Quick answer: In both cases, what's being passed to the change function is a pointer value (not a pointer object). That pointer value is the address of the first element of the target array. In the first example, the change function modifies the array that that pointer points to. In the second example, the change function modifies the pointer. Specifically, it modifies the function's local copy of the pointer, which has no effect on the caller.
//reference from Herbert Schildt//
There's your first problem. Herbert Schildt has written several books on C, but he really doesn't know the language very well.

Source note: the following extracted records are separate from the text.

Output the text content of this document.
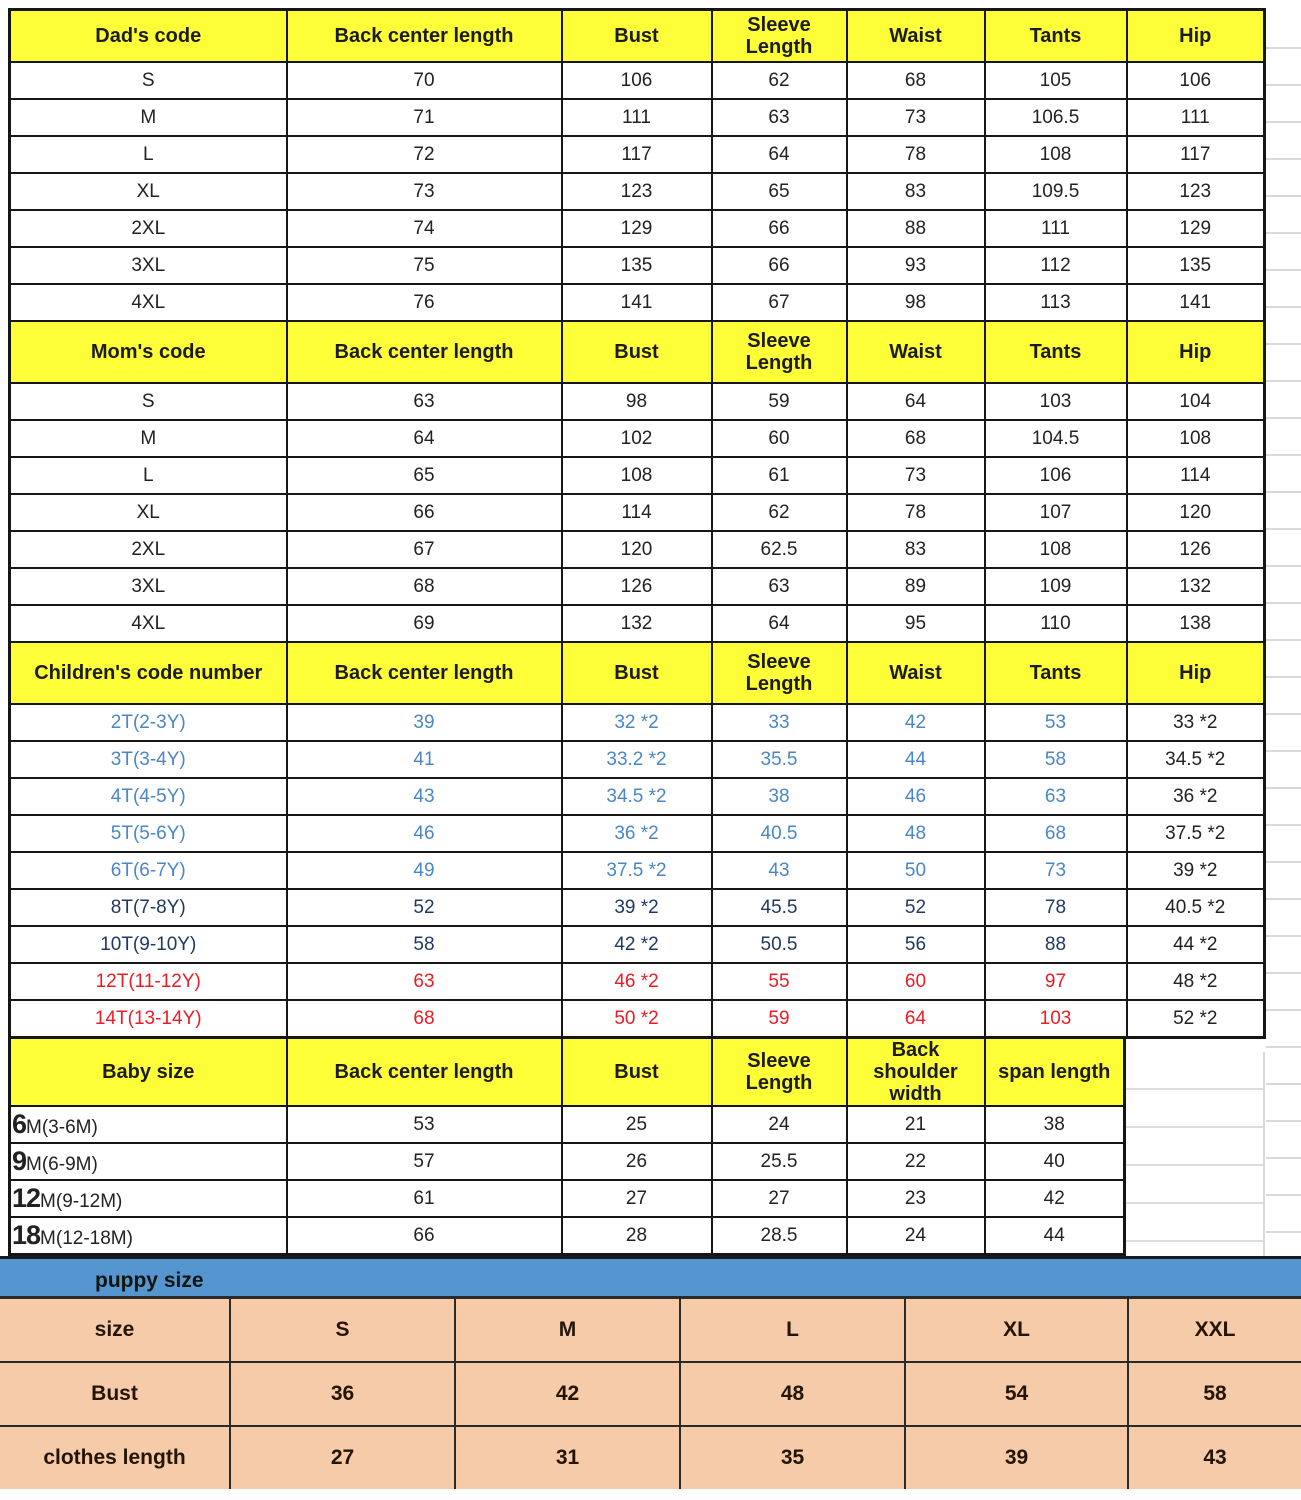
Dad's code	Back center length	Bust	Sleeve Length	Waist	Tants	Hip
S	70	106	62	68	105	106
M	71	111	63	73	106.5	111
L	72	117	64	78	108	117
XL	73	123	65	83	109.5	123
2XL	74	129	66	88	111	129
3XL	75	135	66	93	112	135
4XL	76	141	67	98	113	141
Mom's code	Back center length	Bust	Sleeve Length	Waist	Tants	Hip
S	63	98	59	64	103	104
M	64	102	60	68	104.5	108
L	65	108	61	73	106	114
XL	66	114	62	78	107	120
2XL	67	120	62.5	83	108	126
3XL	68	126	63	89	109	132
4XL	69	132	64	95	110	138
Children's code number	Back center length	Bust	Sleeve Length	Waist	Tants	Hip
2T(2-3Y)	39	32 *2	33	42	53	33 *2
3T(3-4Y)	41	33.2 *2	35.5	44	58	34.5 *2
4T(4-5Y)	43	34.5 *2	38	46	63	36 *2
5T(5-6Y)	46	36 *2	40.5	48	68	37.5 *2
6T(6-7Y)	49	37.5 *2	43	50	73	39 *2
8T(7-8Y)	52	39 *2	45.5	52	78	40.5 *2
10T(9-10Y)	58	42 *2	50.5	56	88	44 *2
12T(11-12Y)	63	46 *2	55	60	97	48 *2
14T(13-14Y)	68	50 *2	59	64	103	52 *2
Baby size	Back center length	Bust	Sleeve Length	Back shoulder width	span length
6M(3-6M)	53	25	24	21	38
9M(6-9M)	57	26	25.5	22	40
12M(9-12M)	61	27	27	23	42
18M(12-18M)	66	28	28.5	24	44
puppy size
size	S	M	L	XL	XXL
Bust	36	42	48	54	58
clothes length	27	31	35	39	43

Read some reviews of his books written by actual C experts: The Annotated Annotated C Standard, written by Clive D.W. Feather, and C: The Complete Nonsense, written by Peter "Seebs" Seebach.
I don't know which book your examples came from. His use of int main(void), which is correct, probably indicates that it's one of his later books; in his earlier books he uses void main(void), which is blatantly incorrect (or at least gratuitously non-portable).
Find a better book.
In your first example:
void change(char *tar);
...
char target[80]="hello";
change(target);
the parameter tar is a pointer. That pointer is not changed; the change function changes what the pointer points to. target is an array object, but there's a special-case rule in C that says that an expression of array type is implicitly converted to a pointer to the array's first element in most contexts. (The exceptions are when the array is the operand of a unary & or sizeof operator, or when it's a string literal in an initializer used to initialize an array object; none of those apply here.)
So in the call change(target), the argument passed to the change function is a pointer to (equivalently, the address of) the array element target[0]; the call change(&target[0]) would be exactly equivalent. And via pointer arithmetic, the function can change not just the char object that the pointer points to, but other char objects that are elements of the same array. (The [] indexing operator is defined in terms of pointer arithmetic.)
Incidentally, this loop:
for(i=0;i<strlen(tar);i++)
/* ... */
is horribly inefficient. It recomputes strlen on each iteration of the loop, and each recomputation traverses the entire string.
The change function in the second example is quite different:
void change(char *tar)
{
int i;
tar="aaaaa";
}
The assignment copies a pointer value, not an array value. (There are no array assignment in C; that's why we have functions like strcpy and memcpy.) tar, like in the first example, is a parameter of pointer type. A parameter is a local variable that take its initial value from the corresponding argument passed by the caller. The assignment modifies that local variable (so it points to the array associated with the string literal), but it has no effect on the value passed in by the caller.
Finally, in both examples, the main program does this:
printf("%s",target);
(Incidentally, it should be "%s\n", not just '%s".) The result of evaluating the expression target does not change; it's the base address of the array, and that's fixed as long as the array exists. So why does the output change? Because the %s format specifier, unlike any other printf format specifier, prints not the value of the corresponding argument, but the value of what it points to.
Suggested reading: section 6 of the comp.lang.c FAQ, titled "Arrays and Pointers". It's the best resource I know of for explaining the often confusing relationship between arrays and pointers in C.